この手続の中で、まず、時間との戦いとなるのが官報への公告の掲載手続です。官報への掲載日から1カ月を下らない期間に債権者に異議がないかをお尋ねするものです。

この官報手続きを省略することはできません。また、場合によっては、官報へ掲載するための申し込みから実際に掲載されるまで20日ほどかかる場合があります。そのため、官報の申込みから掲載までの期間と1カ月の異議申出期間を合わせると早くても約2カ月ほどかかることになります。そこで、手続きを検討される際は、この期間を計算に入れてお考えください。

判例紹介

結婚相手紹介サービス契約に関し、書面不備があったことから、退会後のクーリング・オフを認めた事例

東京高等裁判所 平成22年9月22日 判決

<事案の概要>

Aさんは入会当時51歳、男性、会社員である。B会社は、結婚相談業および結婚仲介業等を業としている事業者である。

Aさんは、B会社事務所において、ウエディング情報閲覧・お見合い・交際・結婚アドバイス、紹介対象は日本人女性という条件で、登録期間1年、入会金357,000円、月会費8,000円の結婚相手紹介サービス契約を締結した。

B会社のシステムは、インターネットを用いて登録会員から結婚相手を検索できるシステムであったが、入会1カ月を経過した頃、B会社担当者から、中国人女性との国際結婚を勧められ、上海でのお見合いツアーに参加するよう勧められ、ツアー料金157,500円を支払い、3日間参加した。

帰国後、Aさんはお見合いツアーで知り合った中国人女性との結婚誓約書に署名した。AさんはB会社に対し、その中国人女性と上海で結婚式を挙げるための結婚式料、成婚ツアー料として3,097,500円を支払った。

しかしその後、Aさんは婚約を撤回し、B会社及び代表取締役それぞれに対し結婚式料、成婚ツアー料の返還を請求したが、拒否された。

Aさんは弁護士を通じ、B会社に対し、本件は特定商取引に関する法律の特定継続的役務提供に該当するが、交付書面にクーリング・オフに関する事項、役務提供期間、中途解約に関する事項、清算方法などの記載がないことから、クーリング・オフする旨を通知し、既払金全額の返還を求めた。

 

<裁判所の判断>

仮にAさんが退会していたとしても、本件契約においては「書面不備」等が認められクーリング・オフ期間は経過していないとされる。したがって、本件契約についてクーリング・オフをすることができるというべきである。

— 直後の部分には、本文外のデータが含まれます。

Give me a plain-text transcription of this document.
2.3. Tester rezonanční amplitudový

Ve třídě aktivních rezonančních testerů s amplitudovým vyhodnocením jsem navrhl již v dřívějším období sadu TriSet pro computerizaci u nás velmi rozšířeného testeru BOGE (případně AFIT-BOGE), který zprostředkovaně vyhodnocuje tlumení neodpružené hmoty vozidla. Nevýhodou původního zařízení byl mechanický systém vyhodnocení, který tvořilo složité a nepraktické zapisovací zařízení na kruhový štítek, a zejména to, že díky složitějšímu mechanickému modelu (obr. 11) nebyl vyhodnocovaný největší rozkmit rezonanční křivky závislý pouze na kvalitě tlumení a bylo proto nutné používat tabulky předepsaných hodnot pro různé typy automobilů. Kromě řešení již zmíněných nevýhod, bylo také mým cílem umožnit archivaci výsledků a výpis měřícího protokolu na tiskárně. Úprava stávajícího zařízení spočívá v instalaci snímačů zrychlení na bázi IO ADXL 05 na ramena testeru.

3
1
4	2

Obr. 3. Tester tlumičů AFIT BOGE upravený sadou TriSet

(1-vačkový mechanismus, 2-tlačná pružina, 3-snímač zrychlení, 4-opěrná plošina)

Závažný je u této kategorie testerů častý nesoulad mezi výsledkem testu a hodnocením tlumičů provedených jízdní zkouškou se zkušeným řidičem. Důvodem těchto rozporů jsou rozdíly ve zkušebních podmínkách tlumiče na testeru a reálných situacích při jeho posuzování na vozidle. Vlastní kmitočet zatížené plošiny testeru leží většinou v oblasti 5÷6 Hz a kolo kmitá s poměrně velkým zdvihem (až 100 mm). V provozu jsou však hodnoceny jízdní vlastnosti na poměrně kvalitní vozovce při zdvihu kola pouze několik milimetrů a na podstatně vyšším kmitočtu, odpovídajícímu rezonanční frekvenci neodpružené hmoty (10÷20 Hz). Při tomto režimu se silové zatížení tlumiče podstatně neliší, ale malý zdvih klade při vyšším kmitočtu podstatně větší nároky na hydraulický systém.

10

本件契約により定められた役務提供の内容は、結婚相手紹介サービスのみでなく、お見合いツアーや成婚ツアーも含まれることから、一体としてクーリング・オフの対象となるべきものである。

 

<コメント>

複数の契約がなされているケースであっても、一体としてクーリング・オフの対象となることがあり、他にもエステサービスと一緒に購入した化粧品などもクーリング・オフの対象となるとなり得ます。